Hartford Oct 19.
My Dear Cousin:
Your letter arrived last night, & was very welcome.1 We want you to come, & we want it to be under the pleasantest auspices, too. I am up to the chin in work, these days, getting ready for a brief reading-tour which begins Nov. 10 & ends Nov. 23, & so I couldn’t see as much of you as I would like to, until after the latter date;2 but possibly your time is limited & you could not put off your visit so long as that. If that is so, can you come next Wednesday or Thursday? I shall get so well ahead by that time that I shall require a holiday & shall feel perfectly free to take one. If you are not going to be in the East till Nov. 23, I shall depend on you for next Wednesday or Thursday, & shall look for you.

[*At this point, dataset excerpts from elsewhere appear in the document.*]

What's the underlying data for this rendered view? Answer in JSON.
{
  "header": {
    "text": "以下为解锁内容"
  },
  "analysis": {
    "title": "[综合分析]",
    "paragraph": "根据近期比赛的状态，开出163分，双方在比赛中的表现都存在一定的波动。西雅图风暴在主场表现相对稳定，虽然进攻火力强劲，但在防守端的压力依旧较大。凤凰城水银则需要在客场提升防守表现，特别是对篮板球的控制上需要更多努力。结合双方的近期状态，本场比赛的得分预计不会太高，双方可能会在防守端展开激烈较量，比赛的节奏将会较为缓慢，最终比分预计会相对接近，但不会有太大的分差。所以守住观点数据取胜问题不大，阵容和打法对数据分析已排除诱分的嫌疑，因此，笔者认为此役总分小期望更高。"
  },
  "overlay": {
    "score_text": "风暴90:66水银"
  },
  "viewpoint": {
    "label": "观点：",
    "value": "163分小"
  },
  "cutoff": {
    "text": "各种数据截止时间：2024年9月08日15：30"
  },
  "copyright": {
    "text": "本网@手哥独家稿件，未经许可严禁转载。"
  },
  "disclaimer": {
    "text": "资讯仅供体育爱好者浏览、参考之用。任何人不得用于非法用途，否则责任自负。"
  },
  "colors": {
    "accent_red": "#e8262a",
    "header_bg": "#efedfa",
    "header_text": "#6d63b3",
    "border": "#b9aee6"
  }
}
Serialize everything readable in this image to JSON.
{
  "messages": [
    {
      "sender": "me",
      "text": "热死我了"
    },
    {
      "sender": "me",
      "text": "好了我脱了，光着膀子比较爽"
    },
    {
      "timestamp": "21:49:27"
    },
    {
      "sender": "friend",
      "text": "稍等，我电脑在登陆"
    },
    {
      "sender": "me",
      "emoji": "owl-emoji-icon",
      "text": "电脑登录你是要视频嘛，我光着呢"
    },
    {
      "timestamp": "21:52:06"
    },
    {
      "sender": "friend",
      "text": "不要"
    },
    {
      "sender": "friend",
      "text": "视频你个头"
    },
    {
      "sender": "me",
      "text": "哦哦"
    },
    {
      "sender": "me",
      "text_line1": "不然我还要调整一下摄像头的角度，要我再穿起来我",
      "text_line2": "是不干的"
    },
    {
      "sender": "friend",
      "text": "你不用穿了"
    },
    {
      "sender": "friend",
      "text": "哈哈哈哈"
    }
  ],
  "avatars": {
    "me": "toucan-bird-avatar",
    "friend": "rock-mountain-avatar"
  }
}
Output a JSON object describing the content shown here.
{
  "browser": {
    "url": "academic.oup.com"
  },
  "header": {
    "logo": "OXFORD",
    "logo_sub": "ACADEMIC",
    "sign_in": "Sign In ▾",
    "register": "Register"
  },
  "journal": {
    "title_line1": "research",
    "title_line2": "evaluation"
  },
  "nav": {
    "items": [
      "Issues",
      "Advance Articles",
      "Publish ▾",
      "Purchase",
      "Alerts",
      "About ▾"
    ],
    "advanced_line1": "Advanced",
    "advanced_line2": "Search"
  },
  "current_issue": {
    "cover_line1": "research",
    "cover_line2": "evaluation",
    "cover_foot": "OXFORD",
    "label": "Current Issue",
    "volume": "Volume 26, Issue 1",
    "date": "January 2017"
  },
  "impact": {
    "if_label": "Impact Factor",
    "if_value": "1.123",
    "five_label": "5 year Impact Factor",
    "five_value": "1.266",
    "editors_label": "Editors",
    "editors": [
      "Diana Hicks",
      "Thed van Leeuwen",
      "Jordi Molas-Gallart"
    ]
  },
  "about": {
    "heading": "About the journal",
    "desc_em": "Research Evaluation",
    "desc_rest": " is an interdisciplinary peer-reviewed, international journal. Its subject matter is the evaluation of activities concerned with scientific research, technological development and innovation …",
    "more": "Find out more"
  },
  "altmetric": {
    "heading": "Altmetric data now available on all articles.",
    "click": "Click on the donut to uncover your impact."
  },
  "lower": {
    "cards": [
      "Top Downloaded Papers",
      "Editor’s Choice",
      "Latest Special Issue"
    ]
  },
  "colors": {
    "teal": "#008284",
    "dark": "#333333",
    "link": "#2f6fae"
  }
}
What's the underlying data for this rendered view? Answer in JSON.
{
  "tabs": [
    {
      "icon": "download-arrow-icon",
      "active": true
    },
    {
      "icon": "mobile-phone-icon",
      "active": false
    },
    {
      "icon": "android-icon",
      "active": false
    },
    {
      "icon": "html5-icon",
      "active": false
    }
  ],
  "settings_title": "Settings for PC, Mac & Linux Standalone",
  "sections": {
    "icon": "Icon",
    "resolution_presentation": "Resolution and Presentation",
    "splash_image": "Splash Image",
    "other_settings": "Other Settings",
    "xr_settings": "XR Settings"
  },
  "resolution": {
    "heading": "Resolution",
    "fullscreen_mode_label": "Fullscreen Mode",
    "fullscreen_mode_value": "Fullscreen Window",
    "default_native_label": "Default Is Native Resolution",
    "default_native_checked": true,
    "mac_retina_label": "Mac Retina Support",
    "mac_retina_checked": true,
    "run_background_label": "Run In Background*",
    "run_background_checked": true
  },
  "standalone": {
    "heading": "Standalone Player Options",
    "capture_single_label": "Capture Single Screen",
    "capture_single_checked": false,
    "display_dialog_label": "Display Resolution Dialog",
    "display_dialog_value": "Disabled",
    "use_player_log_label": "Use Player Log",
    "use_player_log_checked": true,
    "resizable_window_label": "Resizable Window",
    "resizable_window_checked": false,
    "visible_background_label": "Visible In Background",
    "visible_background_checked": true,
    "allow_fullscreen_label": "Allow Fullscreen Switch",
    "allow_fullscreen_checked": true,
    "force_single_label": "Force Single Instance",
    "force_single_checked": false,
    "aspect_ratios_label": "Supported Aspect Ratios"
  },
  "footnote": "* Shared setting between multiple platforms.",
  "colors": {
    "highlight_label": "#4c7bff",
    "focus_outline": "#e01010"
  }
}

Will you just drop me a postal card or a telegram telling me what train you leave New York by, so that I can meet you here at the station? The best train, by all odds, leaves the Grand Central station, New York, every morning at 11 o’clock, & gets here toward half past 2 P. M. I shall have a white handkerchief tied around one of my arms, & when you step from the train, don’t hesitate to put yourself in charge of the first man you meet who bears that sign.3
Yrs Sincerely
Samℓ. L. Clemens
Explanatory Notes
Copy-text:
Previous publication:
Davis 1982, 1-F; MicroPUL, reel 1.
Provenance:The letter was presented to the Tennessee Historical Society (THi) in 1947 or 1948 by “two Nashville cousins of both Mark
Twain and ‘Tip’: Joe B. Taylor and his father, the late Bryan Taylor” (Davis 1982, 1-F). Now in the State Library and Archives (T).